4 September 2007 - Put Another Way, That's 6.25 Ronaldos

On 4 September 2007, Deloitte announced that English transfer spending for the 2007 summer window exceeded £500 million, up from £300 million the previous summer. The figure includes spending for the Premier League and all three levels of the Football League. 

Manchester United spent the most at £51 million, with Liverpool a close second at £50 million. Tottenham was a surprising third at £40 million, while newly-promoted Sunderland was fourth at £35 million.

More than half of Manchester United's fees--£30 million--went to Porto in exchange for midfielder Anderson and winger Nani. They also signed midfielder Owen Hargreaves from Bayern Munich for £17 million.

Liverpool's major signing was striker Fernando Torres, whom they prised from Atlético Madrid for an undisclosed fee believed to be over £20 million, making Torres the most expensive signing in England that summer. They also pulled winger Ryan Babel from Ajax for £11.5 million and midfielder Yossi Benayoun from West Ham for £5 million.

Tottenham's most expensive purchase was striker Darren Bent, whom they acquired from Charlton Athletic for £16.5 million. Spurs also brought in midfielder/back Younes Kaboul from Auxerre for £7 million and left back Gareth Bale from Southampton for £5 million.
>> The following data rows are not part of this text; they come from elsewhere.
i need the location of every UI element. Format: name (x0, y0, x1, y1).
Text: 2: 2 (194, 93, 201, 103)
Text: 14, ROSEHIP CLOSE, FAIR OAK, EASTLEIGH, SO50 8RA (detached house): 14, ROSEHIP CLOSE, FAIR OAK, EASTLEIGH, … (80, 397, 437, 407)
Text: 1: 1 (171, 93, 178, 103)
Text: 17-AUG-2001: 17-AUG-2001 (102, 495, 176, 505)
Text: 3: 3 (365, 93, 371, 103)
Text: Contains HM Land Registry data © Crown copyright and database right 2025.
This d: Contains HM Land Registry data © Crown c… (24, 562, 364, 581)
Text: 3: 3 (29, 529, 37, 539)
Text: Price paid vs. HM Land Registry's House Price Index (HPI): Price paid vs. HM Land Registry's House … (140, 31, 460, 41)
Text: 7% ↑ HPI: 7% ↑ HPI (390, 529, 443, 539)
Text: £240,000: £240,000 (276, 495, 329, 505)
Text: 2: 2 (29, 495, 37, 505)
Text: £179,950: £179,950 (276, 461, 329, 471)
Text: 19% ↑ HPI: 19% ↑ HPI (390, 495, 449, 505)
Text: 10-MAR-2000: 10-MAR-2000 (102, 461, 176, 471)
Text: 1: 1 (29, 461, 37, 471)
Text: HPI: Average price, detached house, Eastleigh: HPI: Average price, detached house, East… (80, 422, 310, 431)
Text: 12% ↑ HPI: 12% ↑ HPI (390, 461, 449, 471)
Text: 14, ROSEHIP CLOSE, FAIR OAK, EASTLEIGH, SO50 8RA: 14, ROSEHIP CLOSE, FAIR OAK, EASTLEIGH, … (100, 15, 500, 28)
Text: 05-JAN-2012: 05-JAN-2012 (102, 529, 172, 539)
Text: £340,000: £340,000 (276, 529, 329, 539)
Sunderland brought keeper Craig Gordon in from Hearts for £9 million, striker Kenwyne Jones from Southampton for £6 million, striker Michael Chopra from Cardiff City for £5 million and midfielder Kieran Richardson from Manchester United for £5.5 million.

The results on the pitch for those four clubs were mixed. United won its second consecutive Premier League title, with Anderson, Nani, and Hargreaves each playing significant roles. Liverpool finished fourth, with Torres contributing 15 League goals.

Spurs, on the other hand, failed in their push for a top-4 finish, ending the season in 11th place. Darren Bent lasted only two season at White Hart Lane before transferring to Sunderland in the summer of 2009 for an initial fee of £10 million, with clauses that could raise the value to £16.5 million.

Sunderland achieved their primary goal of avoiding relegation, finishing 15th, and have remained in the Premier League since.